I have a user who queued a couple hundred identical Standard Universe
jobs (well the parameters were a little different but the class ads
were the same), most completed but 15 are hanging aroundin idle state
after having accumulated some runtime, but will no longer match any
ID OWNER SUBMITTED RUN_TIME ST PRI SIZE CMD
78745.005: Run analysis summary.

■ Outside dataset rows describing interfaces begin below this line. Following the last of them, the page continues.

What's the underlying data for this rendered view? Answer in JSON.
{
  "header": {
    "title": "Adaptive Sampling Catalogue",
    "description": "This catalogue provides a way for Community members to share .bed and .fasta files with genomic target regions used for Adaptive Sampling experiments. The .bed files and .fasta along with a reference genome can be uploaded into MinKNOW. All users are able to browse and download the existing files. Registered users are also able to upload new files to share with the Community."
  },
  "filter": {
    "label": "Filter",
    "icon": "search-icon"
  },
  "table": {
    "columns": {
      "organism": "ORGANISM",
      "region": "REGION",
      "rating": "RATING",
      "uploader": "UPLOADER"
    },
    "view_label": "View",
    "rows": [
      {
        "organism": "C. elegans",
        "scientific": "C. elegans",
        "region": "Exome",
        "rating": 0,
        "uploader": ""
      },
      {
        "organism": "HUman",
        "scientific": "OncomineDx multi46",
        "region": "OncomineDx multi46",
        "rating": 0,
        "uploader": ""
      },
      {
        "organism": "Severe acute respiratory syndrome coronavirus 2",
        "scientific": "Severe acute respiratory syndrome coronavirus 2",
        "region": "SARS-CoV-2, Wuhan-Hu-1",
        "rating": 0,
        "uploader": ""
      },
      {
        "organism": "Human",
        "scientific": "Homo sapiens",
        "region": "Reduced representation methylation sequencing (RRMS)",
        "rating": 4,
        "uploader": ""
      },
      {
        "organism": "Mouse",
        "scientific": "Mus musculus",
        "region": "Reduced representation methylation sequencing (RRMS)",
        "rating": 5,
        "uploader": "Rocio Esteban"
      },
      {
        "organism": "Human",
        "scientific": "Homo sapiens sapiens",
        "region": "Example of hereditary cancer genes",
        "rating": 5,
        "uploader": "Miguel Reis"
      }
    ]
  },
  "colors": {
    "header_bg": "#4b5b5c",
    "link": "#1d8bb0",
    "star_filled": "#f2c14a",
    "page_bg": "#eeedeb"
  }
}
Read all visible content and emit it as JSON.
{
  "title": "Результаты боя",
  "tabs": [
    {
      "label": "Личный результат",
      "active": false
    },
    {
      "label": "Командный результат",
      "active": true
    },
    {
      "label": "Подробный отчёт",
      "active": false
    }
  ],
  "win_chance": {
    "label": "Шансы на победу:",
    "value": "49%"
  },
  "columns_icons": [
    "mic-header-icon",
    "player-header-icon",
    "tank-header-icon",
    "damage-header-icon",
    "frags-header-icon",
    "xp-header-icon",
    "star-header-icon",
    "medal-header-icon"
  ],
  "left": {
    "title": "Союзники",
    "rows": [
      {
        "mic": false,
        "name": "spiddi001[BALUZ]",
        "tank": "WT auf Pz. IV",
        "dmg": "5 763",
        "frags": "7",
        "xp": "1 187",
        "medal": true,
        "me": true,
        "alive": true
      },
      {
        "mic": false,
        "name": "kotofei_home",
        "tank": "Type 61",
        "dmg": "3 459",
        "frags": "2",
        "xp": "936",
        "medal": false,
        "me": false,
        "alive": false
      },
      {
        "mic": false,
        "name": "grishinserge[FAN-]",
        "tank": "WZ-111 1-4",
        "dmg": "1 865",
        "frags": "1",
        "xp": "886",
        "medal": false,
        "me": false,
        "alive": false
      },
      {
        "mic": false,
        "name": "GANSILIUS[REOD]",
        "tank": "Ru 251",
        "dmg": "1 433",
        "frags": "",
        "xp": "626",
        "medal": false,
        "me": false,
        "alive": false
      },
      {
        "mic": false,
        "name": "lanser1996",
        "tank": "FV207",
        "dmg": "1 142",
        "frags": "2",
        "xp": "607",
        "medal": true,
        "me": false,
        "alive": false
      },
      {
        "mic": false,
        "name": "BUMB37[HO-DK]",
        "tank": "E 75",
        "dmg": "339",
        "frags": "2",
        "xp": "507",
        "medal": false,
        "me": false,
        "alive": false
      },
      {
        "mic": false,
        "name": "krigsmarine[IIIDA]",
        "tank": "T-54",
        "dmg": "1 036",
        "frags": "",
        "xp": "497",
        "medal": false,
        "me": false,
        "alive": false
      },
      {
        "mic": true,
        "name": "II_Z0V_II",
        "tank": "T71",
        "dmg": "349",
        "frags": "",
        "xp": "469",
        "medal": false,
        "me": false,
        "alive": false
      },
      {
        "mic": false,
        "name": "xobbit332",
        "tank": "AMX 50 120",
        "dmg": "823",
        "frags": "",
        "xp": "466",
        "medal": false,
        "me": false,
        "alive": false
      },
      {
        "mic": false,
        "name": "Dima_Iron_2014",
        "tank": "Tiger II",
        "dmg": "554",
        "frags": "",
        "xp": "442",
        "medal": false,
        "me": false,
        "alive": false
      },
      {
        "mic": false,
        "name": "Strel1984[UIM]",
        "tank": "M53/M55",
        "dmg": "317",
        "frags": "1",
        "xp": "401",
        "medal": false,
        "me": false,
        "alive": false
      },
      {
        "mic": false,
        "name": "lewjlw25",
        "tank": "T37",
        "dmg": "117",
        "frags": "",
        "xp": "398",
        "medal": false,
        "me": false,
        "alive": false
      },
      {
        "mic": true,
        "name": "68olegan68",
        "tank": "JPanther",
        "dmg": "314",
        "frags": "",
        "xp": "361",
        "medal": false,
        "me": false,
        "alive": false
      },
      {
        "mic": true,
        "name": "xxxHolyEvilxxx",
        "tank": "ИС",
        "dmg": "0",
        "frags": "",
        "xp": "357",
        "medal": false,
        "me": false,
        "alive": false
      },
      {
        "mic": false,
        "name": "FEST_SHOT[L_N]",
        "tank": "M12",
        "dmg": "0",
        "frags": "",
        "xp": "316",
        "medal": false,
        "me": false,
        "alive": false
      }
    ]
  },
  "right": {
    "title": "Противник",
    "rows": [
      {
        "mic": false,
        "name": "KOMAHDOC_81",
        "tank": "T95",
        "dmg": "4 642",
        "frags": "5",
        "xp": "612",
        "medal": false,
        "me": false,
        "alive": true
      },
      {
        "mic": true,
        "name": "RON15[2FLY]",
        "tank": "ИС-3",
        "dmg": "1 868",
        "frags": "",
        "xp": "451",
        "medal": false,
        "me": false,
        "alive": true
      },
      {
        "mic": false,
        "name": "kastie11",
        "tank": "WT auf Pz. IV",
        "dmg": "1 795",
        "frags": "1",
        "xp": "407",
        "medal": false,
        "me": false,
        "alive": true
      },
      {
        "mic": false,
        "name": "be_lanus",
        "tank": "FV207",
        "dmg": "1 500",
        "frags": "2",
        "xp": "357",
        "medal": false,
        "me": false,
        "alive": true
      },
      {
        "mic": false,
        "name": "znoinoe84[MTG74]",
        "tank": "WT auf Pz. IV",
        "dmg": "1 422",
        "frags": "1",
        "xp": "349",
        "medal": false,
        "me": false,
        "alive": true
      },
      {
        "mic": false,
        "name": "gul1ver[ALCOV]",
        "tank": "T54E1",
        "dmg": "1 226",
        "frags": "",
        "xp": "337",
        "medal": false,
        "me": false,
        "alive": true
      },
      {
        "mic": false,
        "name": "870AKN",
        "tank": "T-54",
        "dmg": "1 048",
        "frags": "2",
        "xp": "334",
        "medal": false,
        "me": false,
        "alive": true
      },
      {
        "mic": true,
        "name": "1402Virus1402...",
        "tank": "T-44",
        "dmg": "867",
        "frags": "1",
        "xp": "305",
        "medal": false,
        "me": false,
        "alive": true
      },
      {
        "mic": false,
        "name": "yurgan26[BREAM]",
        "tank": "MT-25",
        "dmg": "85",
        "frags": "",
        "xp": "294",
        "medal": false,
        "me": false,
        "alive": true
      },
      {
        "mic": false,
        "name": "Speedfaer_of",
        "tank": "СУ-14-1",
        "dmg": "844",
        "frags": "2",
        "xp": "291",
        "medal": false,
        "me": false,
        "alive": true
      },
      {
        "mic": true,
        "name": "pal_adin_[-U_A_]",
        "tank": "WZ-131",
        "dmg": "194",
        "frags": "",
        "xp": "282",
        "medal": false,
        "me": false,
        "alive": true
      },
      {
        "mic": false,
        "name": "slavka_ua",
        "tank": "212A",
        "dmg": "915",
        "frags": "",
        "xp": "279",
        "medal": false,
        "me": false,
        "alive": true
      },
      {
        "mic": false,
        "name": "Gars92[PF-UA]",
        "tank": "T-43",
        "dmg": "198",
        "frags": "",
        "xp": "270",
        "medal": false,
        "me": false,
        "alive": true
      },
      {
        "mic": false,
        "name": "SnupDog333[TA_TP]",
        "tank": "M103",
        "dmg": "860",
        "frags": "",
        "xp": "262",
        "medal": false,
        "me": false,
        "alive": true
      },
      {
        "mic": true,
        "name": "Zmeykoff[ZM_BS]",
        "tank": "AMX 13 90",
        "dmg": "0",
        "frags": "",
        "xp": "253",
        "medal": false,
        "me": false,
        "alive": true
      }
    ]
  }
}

Of 429 machines,
19 are rejected by your job's requirements
410 reject your job because of their own requirements
0 match but are serving users with a better priority
in the pool
0 match but reject the job for unknown reasons
0 match but will not currently preempt their existing job
0 match but are currently offline
) are available to run your job
Last successful match: Tue Jul 617:33:30 2010
Last failed match: Thu Jul 15 11:46:30 2010
Reason for last match failure: no match found
The 19 rejected for Job requirements are clear (wrong ARCH), the 410
for node rrequirements is odd in several ways:
1) there are 410 total systems available and 344 are currently claimed
so I'd expect those to be either "match but are serving users with a
better priority in the pool" or "match but will not currently preempt
their existing job"
2) clearly they used to match some or the job wouldn't have had runtime
Where/how can I see why a specific node rejects a given job?